Tevhit, Şam Kartalları ve İslam Tugayı’nın 25 Eylül tarihli bildirisi[2], ABD’ye sadece sözlü bir tepkiden ibaret değildi.

9 Aralık 2012’de Dostlar Grubu’na akredite tüm silahlı grupları komutası altında toplamak üzere kurulan ÖSO genelkurmayında yer almakta tereddüt etmeyen bu örgütlerin 25 Eylül 2013’te yayımladıkları bildiri, ABD’nin vekalet savaşındaki liderlik rolünün reddi anlamına geliyordu. 

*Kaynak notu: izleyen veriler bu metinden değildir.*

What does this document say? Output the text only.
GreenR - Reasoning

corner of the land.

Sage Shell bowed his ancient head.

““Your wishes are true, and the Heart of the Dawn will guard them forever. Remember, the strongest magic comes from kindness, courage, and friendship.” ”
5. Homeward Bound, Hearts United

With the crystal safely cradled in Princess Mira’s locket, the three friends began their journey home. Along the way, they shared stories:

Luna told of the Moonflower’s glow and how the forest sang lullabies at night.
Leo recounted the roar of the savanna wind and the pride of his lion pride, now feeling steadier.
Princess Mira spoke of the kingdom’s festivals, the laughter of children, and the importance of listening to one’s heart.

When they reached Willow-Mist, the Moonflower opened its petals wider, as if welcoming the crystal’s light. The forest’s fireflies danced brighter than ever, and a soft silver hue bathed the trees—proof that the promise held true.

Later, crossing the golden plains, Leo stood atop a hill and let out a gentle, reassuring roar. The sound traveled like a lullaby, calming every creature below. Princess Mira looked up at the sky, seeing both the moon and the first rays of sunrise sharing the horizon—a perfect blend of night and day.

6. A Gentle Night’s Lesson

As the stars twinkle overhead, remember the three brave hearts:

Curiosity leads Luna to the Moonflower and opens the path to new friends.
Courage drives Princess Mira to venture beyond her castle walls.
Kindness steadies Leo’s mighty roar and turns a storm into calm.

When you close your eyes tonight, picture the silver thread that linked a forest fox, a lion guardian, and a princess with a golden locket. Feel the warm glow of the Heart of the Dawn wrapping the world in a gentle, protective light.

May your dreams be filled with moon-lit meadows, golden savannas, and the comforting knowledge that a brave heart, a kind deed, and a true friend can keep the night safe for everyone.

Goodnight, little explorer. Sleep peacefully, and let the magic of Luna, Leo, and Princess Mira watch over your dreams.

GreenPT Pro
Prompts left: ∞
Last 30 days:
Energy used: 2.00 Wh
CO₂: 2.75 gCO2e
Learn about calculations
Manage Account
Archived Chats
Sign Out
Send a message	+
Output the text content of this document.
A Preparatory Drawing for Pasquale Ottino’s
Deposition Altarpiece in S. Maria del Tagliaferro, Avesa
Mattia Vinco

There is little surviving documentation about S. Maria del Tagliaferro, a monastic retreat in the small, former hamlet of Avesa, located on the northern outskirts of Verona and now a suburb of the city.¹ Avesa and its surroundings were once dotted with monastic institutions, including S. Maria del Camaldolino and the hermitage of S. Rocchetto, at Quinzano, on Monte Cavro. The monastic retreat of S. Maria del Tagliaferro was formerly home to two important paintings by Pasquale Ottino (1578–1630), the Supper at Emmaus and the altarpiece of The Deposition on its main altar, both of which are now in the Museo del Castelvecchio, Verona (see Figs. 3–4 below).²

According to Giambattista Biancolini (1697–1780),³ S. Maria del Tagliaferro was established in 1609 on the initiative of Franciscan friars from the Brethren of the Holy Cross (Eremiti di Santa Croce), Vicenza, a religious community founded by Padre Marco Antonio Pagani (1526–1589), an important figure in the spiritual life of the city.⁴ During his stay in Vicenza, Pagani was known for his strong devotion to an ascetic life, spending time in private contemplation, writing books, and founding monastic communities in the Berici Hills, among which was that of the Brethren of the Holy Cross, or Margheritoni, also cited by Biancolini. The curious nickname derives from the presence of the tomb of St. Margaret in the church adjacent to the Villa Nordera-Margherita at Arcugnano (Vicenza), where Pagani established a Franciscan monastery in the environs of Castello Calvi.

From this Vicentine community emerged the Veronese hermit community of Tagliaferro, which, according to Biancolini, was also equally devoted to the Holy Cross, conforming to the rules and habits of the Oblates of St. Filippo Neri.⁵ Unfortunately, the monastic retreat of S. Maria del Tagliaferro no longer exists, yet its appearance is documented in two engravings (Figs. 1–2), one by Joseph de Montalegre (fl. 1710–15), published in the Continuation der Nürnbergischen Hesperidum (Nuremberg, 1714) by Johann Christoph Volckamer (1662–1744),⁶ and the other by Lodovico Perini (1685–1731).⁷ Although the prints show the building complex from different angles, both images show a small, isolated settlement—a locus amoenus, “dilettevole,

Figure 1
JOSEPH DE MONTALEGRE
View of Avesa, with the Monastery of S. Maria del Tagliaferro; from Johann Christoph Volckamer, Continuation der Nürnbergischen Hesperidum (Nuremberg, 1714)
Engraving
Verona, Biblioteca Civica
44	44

Çünkü ÖSO genelkurmayı, 11 Kasım 2012’de Doha’da kurulan Ulusal Koalisyon’un askeri kanadı olarak tasarlanmıştı ve ABD’nin liderlik ettiği Dostlar grubunun istihbarat ve güvenlik yetkililerinin hazır bulunduğu[3] bir toplantıyla 2012 yılının aralık ayında Antalya’da kurulmuş ve ABD bununla eş zamanlı olarak Nusra’yı terör örgütleri listesine almıştı.

O halde 25 Eylül sonrası sahadaki dengenin aşırı gruplar lehine bozulması, sadece ÖSO içindeki silahlı grupların el-Kaide ile ideolojik paralelliğiyle veya Ulusal Koalisyon ve ÖSO genelkurmayının Dostlar Grubu’nun vekilleri olmasıyla açıklanabilecek bir durum değildi.

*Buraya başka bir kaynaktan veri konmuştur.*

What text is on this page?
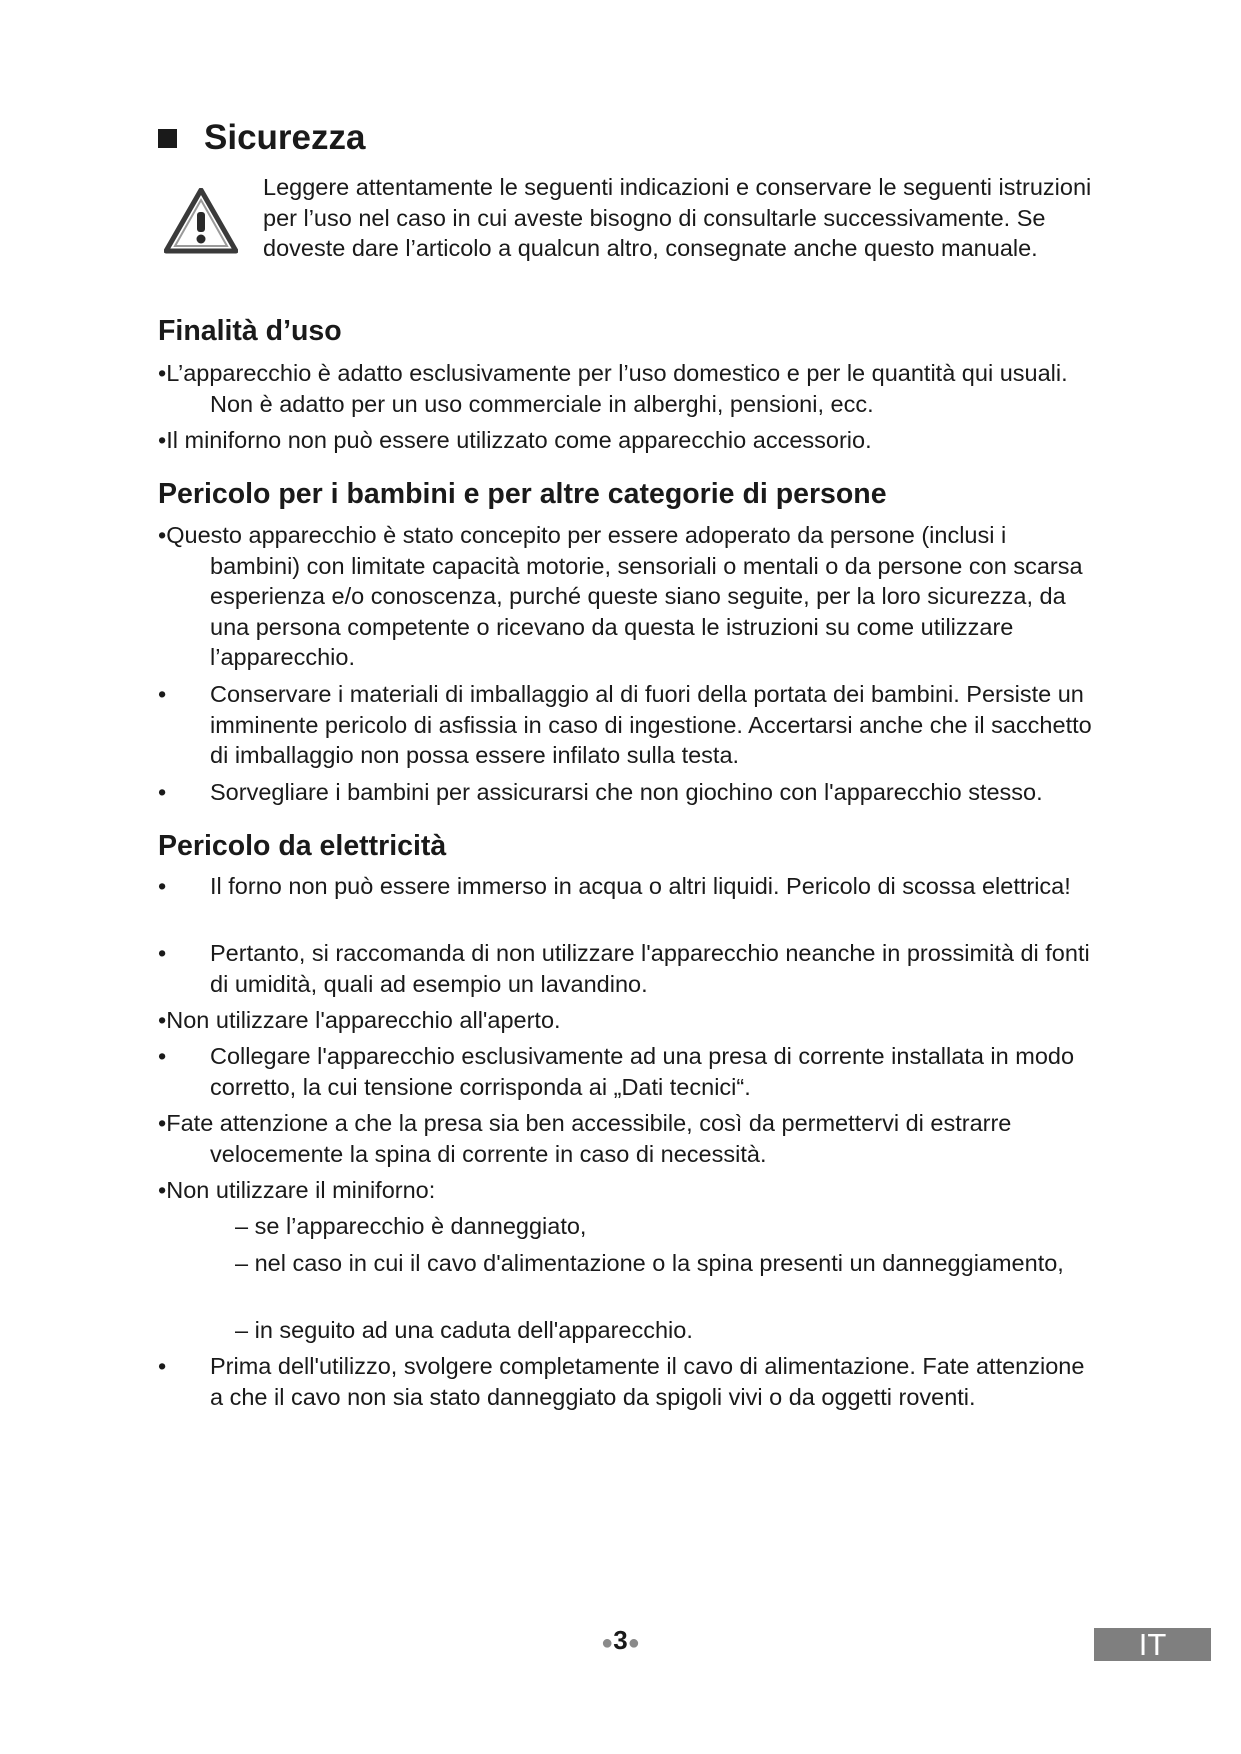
Sicurezza
Leggere attentamente le seguenti indicazioni e conservare le seguenti istruzioni per l’uso nel caso in cui aveste bisogno di consultarle successivamente. Se doveste dare l’articolo a qualcun altro, consegnate anche questo manuale.
Finalità d’uso
•L’apparecchio è adatto esclusivamente per l’uso domestico e per le quantità qui usuali. Non è adatto per un uso commerciale in alberghi, pensioni, ecc.
•Il miniforno non può essere utilizzato come apparecchio accessorio.
Pericolo per i bambini e per altre categorie di persone
•Questo apparecchio è stato concepito per essere adoperato da persone (inclusi i bambini) con limitate capacità motorie, sensoriali o mentali o da persone con scarsa esperienza e/o conoscenza, purché queste siano seguite, per la loro sicurezza, da una persona competente o ricevano da questa le istruzioni su come utilizzare l’apparecchio.
•	Conservare i materiali di imballaggio al di fuori della portata dei bambini. Persiste un imminente pericolo di asfissia in caso di ingestione. Accertarsi anche che il sacchetto di imballaggio non possa essere infilato sulla testa.
•	Sorvegliare i bambini per assicurarsi che non giochino con l'apparecchio stesso.
Pericolo da elettricità
•	Il forno non può essere immerso in acqua o altri liquidi. Pericolo di scossa elettrica!
•	Pertanto, si raccomanda di non utilizzare l'apparecchio neanche in prossimità di fonti di umidità, quali ad esempio un lavandino.
•Non utilizzare l'apparecchio all'aperto.
•	Collegare l'apparecchio esclusivamente ad una presa di corrente installata in modo corretto, la cui tensione corrisponda ai „Dati tecnici“.
•Fate attenzione a che la presa sia ben accessibile, così da permettervi di estrarre velocemente la spina di corrente in caso di necessità.
•Non utilizzare il miniforno:
– se l’apparecchio è danneggiato,
– nel caso in cui il cavo d'alimentazione o la spina presenti un danneggiamento,
– in seguito ad una caduta dell'apparecchio.
•	Prima dell'utilizzo, svolgere completamente il cavo di alimentazione. Fate attenzione a che il cavo non sia stato danneggiato da spigoli vivi o da oggetti roventi.
●3●	IT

Sahadaki silahlı gruplar arasında 25 Eylül’e kadar aşırılıktaki keskinlikten ılımlılığa doğru şöyle bir sıralama söz konusuydu: 1-El Kaide (Nusra ve IŞİD) 2-İslami Cephe (Ahraru’ş- Şam ve bileşenleri) 3-İslami Kurtuluş Cephesi (Şam Kartalları/Sukuru’ş- Şam ve bileşenleri) ve 4-ÖSO.

2012 yılı boyunca ideolojik paralellik veya Dostlar’ın vekili olmak gibi değişkenlerin belirleyici olduğu bu ittifak kombinasyonları, 25 Eylül’den sonra çok daha farklı bir değişkene göre oluşmaya başladı.

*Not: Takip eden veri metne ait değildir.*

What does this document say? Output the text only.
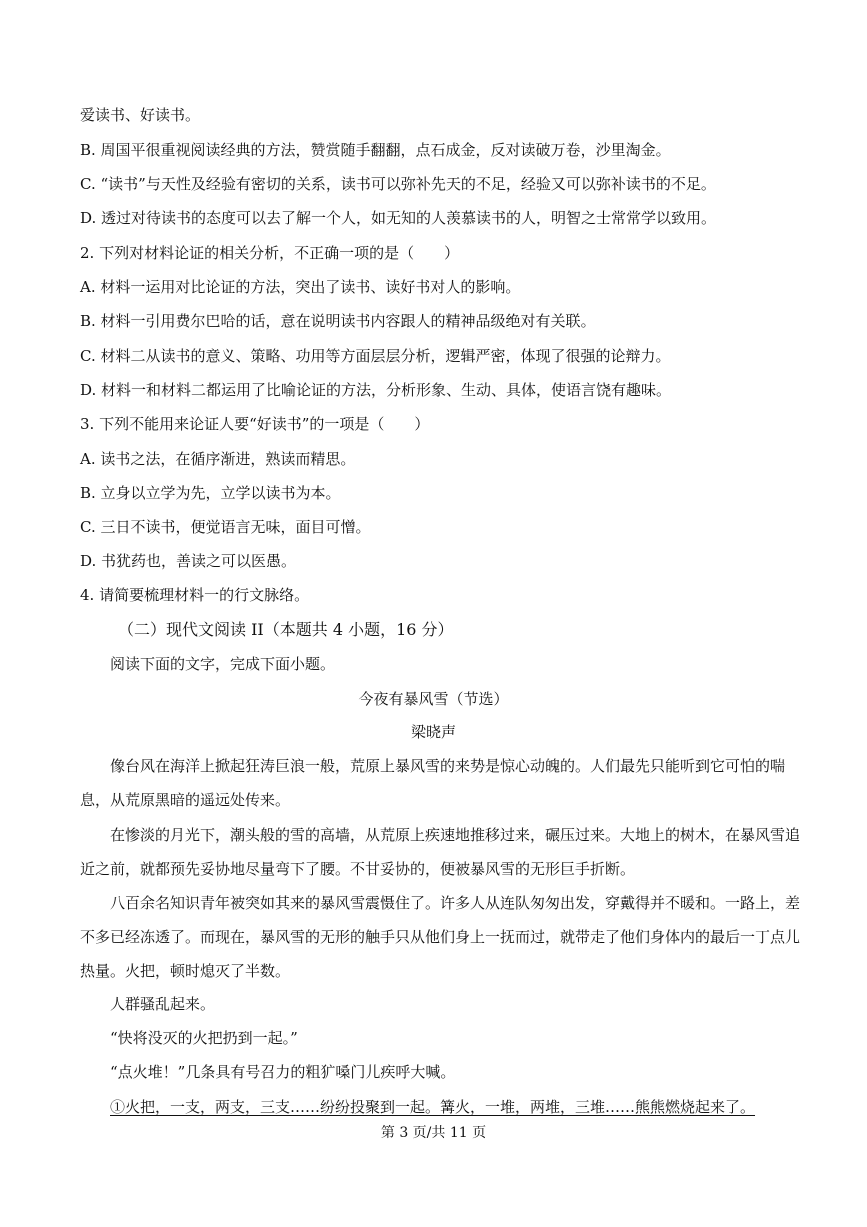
爱读书、好读书。
B. 周国平很重视阅读经典的方法，赞赏随手翻翻，点石成金，反对读破万卷，沙里淘金。
C. “读书”与天性及经验有密切的关系，读书可以弥补先天的不足，经验又可以弥补读书的不足。
D. 透过对待读书的态度可以去了解一个人，如无知的人羡慕读书的人，明智之士常常学以致用。
2. 下列对材料论证的相关分析，不正确一项的是（　　）
A. 材料一运用对比论证的方法，突出了读书、读好书对人的影响。
B. 材料一引用费尔巴哈的话，意在说明读书内容跟人的精神品级绝对有关联。
C. 材料二从读书的意义、策略、功用等方面层层分析，逻辑严密，体现了很强的论辩力。
D. 材料一和材料二都运用了比喻论证的方法，分析形象、生动、具体，使语言饶有趣味。
3. 下列不能用来论证人要“好读书”的一项是（　　）
A. 读书之法，在循序渐进，熟读而精思。
B. 立身以立学为先，立学以读书为本。
C. 三日不读书，便觉语言无味，面目可憎。
D. 书犹药也，善读之可以医愚。
4. 请简要梳理材料一的行文脉络。
（二）现代文阅读 II（本题共 4 小题，16 分）
阅读下面的文字，完成下面小题。
今夜有暴风雪（节选）
梁晓声
像台风在海洋上掀起狂涛巨浪一般，荒原上暴风雪的来势是惊心动魄的。人们最先只能听到它可怕的喘息，从荒原黑暗的遥远处传来。
在惨淡的月光下，潮头般的雪的高墙，从荒原上疾速地推移过来，碾压过来。大地上的树木，在暴风雪追近之前，就都预先妥协地尽量弯下了腰。不甘妥协的，便被暴风雪的无形巨手折断。
八百余名知识青年被突如其来的暴风雪震慑住了。许多人从连队匆匆出发，穿戴得并不暖和。一路上，差不多已经冻透了。而现在，暴风雪的无形的触手只从他们身上一抚而过，就带走了他们身体内的最后一丁点儿热量。火把，顿时熄灭了半数。
人群骚乱起来。
“快将没灭的火把扔到一起。”
“点火堆！”几条具有号召力的粗犷嗓门儿疾呼大喊。
①火把，一支，两支，三支……纷纷投聚到一起。篝火，一堆，两堆，三堆……熊熊燃烧起来了。
第 3 页/共 11 页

ABD müdahalesinin seçenek dışı kalması değişkeni, sadece sahadaki ittifak kombinasyonlarını farklılaştırmakla kalmadı. İttifak kombinasyonlarının kuruluş gerekçelerini de iç çatışmaların niteliğini de başkalaştırdı.

Örneğin daha önce ideoloji veya strateji paralelliğine ya da karşıtlığına dayalı ittifak veya çatışmaların yerini, bölge hakimiyeti veya ekonomik çıkar odaklı[4] ittifak veya çatışmalar aldı.

El-Kaide bağlantılı örgütlerle ÖSO bağlantılı örgütlerin petrol bölgelerinin ya da sınır kapılarının kontrolü için birbirleriyle savaşları veya rakip bir gruba karşı ittifakları, bu nitelik değişimini yansıtıyor.

Öte yandan, yeni ittifak yapılarının ÖSO ve Ulusal Koalisyon’u etkisizleştirecek ölçüde aşırı grupların lehine gelişmesi, ‘ılımlı muhalefet’ diyerek bunları destekleyen uluslar arası veya bölgesel aktörlerin tutumlarını da farklılaştırıyor.

Yaklaşık üç yıldır Suriye’de yaşanan krizin bir demokratik değişim ve hak mücadelesinden değil, dışarıdan komuta edilen bir vekalet savaşından kaynaklandığı tezini doğrulayan bu gelişmelerin bu vekalet savaşına komuta eden ‘asılları’ bile tedirgin etmeye başladığı görülüyor.

Asıllar, vekillerinden yana kaygılı

Dostlar Grubu’nun Batılı üyeleri, ÖSO genelkurmayının etkisizleşmeye başlamasından ve aşırı grupların sahadaki inisiyatifi ele geçirmesinden kaygı duyuyor.

Türkiye

Asıllarından biri olarak bu vekalet savaşının insani ve mali yükünü omuzlayan Türkiye, hem içeriyle de bağlantılı Kürt silahlı grupların hem de sınır bölgelerine hakim olmaya başlayan el-Kaide bağlantılı örgütlerin yarattığı güvenlik sorunlarıyla yüzleşiyor.[5]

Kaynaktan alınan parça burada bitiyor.